Monday, 13 January 2014

Gravity (2013)

Image: Warner Bros.

In space, no-one can hear you scream. It was only in watching Gravity that I considered the true genius of this tagline. Superbly effective for the little space-set horror film it was promoting, it carries the deeper significance of the true loneliness that can only really be experienced out there in the void. The horror is not that which makes us scream, but rather in the fact that nobody will ever hear us.

Gravity sees bereaved mother and first-time astronaut Dr Ryan Stone and old pro Lieutenant Matt Kowalski up in space fiddling about with a MacGuffin. When an exploding Russian satellite knocks out their communications and gets rid of their ship and team-mates, the two are left to navigate their way through the vacuum, towards the tiny hope of getting back down to Earth.

In terms of pure spectacle alone, Gravity is a winner. While the 3D didn’t strike me as entirely necessary, it is true that immersion helps this one. There are moments of awesome beauty, and Alfonso CuarĂ³n’s idiosyncratic eye captures some wonderful compositions. Where the film falters is in its tonal shifts. The first half is painfully tense, which means that the second act can really only be a disappointment – the first half a terrifying glimpse at life beyond the stratosphere, the second a traditional sci-fi race against time rollercoaster. It is still a brilliantly crafted piece of cinema, but the terrifying realism of the start bleeding into a rip-roaring actioner means that we lose the believability.

For a film which really rests on only two performances, this one is lucky enough to have two that convince almost entirely. Sandra Bullock as Dr Stone reminded me why she got so famous in the first place, bringing back the Wild Cat that we loved in the 90s, while Clooney brings all his usual handsome charm and assuredness to Lieutenant Kowalski, convincingly channelling the unflappability that one sees in most astronaut interviews.

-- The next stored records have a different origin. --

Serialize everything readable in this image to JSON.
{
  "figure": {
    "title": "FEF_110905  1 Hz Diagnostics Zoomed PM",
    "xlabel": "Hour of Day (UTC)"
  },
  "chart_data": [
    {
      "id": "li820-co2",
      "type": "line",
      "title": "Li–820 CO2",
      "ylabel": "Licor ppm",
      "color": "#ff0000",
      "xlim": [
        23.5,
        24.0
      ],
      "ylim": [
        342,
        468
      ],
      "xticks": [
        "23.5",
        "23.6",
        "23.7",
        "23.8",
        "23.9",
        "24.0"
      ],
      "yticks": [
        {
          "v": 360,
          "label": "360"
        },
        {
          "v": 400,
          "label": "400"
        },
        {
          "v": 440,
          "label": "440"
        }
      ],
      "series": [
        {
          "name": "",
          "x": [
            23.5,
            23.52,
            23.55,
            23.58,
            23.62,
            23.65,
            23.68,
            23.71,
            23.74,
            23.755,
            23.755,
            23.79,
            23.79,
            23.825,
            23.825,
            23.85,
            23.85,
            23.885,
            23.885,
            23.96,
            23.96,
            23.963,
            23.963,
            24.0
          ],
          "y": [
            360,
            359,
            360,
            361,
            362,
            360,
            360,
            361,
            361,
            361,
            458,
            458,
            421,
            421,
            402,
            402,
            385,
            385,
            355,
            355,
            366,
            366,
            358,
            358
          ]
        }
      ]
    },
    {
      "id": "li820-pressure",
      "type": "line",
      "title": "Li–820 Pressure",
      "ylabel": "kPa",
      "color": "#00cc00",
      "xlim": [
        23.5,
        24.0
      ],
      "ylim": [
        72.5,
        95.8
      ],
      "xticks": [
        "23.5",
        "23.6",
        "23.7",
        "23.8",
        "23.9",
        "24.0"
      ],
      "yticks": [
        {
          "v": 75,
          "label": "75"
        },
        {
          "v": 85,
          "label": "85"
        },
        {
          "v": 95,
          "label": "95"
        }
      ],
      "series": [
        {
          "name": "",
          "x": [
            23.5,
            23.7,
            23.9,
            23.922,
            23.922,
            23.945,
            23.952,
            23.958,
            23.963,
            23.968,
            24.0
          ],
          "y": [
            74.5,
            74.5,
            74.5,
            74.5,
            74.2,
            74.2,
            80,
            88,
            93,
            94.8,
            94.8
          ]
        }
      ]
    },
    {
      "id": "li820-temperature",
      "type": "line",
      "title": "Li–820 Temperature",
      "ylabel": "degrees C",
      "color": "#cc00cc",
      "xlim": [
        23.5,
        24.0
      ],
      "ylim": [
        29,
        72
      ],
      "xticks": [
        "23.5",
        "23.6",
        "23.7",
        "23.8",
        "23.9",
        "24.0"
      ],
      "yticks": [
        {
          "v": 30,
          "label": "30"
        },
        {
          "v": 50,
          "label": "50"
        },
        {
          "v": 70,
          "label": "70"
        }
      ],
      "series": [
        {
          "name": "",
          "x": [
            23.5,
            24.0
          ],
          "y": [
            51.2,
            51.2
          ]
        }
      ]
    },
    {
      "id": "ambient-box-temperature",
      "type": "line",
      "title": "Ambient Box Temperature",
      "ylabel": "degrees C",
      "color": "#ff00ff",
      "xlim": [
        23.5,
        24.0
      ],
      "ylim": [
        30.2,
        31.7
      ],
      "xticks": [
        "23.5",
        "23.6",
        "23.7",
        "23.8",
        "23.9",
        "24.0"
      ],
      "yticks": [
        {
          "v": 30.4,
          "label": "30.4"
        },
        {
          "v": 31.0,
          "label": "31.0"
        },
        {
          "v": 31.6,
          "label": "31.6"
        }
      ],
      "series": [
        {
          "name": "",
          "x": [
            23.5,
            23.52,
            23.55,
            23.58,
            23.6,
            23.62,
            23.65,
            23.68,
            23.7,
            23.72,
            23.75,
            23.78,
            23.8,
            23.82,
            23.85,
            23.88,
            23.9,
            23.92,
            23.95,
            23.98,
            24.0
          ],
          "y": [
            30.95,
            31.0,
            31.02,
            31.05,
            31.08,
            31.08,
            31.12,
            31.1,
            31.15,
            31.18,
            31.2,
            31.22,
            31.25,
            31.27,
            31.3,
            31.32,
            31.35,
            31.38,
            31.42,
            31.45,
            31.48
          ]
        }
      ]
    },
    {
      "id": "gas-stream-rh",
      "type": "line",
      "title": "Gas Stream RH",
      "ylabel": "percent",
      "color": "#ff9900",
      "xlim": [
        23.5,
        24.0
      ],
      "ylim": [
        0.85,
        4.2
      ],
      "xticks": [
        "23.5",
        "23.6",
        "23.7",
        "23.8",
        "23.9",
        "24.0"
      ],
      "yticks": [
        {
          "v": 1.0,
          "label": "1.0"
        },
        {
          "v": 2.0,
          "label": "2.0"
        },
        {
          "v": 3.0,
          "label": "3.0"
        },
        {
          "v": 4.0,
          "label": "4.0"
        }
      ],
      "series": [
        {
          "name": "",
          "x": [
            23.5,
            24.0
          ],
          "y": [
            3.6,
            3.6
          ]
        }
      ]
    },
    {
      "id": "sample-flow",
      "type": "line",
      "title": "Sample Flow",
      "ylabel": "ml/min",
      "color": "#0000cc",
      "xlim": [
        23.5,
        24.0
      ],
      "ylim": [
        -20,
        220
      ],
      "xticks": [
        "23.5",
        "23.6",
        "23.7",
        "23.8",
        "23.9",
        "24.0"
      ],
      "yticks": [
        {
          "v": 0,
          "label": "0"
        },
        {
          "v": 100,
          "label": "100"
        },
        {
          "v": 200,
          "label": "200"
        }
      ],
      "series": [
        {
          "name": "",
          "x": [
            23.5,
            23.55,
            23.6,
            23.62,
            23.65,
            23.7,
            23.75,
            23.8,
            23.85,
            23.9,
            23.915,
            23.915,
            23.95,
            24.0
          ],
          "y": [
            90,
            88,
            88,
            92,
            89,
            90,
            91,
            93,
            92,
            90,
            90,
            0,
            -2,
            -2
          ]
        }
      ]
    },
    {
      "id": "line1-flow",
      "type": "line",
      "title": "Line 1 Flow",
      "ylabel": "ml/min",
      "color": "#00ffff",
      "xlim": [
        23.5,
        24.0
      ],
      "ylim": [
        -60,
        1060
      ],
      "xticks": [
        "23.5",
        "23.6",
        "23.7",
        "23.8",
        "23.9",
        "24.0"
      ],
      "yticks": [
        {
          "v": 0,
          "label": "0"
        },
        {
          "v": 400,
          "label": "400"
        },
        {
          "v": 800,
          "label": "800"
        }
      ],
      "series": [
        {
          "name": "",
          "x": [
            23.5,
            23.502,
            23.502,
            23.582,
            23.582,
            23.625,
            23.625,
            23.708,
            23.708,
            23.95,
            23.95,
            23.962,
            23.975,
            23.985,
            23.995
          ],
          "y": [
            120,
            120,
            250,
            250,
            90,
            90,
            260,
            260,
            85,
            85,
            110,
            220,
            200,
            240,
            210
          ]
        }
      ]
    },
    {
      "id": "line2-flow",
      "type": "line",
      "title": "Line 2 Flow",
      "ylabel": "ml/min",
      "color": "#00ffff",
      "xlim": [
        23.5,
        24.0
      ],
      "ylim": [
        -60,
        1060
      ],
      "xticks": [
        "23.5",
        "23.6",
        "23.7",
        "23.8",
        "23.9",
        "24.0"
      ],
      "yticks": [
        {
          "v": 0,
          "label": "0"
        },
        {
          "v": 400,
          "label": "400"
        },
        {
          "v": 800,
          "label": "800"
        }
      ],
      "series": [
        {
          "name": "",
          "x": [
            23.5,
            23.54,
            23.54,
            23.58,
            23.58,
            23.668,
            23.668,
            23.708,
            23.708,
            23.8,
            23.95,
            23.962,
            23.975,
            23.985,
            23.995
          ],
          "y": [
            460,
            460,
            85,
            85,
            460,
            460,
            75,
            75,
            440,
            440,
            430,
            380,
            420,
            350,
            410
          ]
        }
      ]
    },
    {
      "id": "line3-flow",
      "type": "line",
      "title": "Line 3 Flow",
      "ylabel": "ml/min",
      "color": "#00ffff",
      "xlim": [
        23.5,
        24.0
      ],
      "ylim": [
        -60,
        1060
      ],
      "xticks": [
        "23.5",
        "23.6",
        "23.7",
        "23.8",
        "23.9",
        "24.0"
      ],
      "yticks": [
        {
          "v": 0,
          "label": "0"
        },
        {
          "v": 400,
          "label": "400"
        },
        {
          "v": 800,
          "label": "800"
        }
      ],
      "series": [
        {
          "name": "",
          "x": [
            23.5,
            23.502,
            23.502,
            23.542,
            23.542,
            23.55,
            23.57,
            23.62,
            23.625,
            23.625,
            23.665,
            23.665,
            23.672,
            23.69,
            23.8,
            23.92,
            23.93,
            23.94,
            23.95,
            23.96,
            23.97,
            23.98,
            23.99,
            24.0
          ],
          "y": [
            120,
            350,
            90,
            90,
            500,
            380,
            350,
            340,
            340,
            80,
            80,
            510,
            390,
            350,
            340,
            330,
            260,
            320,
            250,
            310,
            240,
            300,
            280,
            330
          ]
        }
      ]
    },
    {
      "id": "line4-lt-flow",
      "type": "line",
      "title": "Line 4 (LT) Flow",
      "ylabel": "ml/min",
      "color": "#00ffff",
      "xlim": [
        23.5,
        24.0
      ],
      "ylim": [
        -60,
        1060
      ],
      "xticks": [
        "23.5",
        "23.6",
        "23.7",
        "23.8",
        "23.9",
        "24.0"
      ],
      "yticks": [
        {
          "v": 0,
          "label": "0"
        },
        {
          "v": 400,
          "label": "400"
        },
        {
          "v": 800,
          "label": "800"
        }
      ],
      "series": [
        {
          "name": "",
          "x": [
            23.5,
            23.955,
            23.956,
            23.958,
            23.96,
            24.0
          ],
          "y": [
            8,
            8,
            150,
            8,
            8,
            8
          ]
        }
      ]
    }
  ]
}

The ideal length for this sort of thing is around half an hour, at the end of which Rod Serling should pop in to remind us that anybody foolish enough to become an astronaut is buying themselves a one-way ticket to The Twilight Zone. Even at a relatively brief 90 minutes, Gravity feels a bit flabby. As with all these people-stuck-in-an-isolated-place films (Open Water, Frozen), devices are needed to keep the plot from ending too quickly. While the acting never falters, the plot mechanics begin to grind (oh no, that pesky shower of debris is back AGAIN!). However, the ending, while ludicrously schmaltzy, does have that punch-the-air joy that makes for a satisfying cinematic experience.

Reminding me of Event Horizon, Black Water and Apollo 13 at all the right moments, Gravity might just be the definitive space picture for a generation (though it remains to be seen if any gems will be kicked up in the flurry of films that will inevitably surround NASA’s projected moon mission in five years’ time).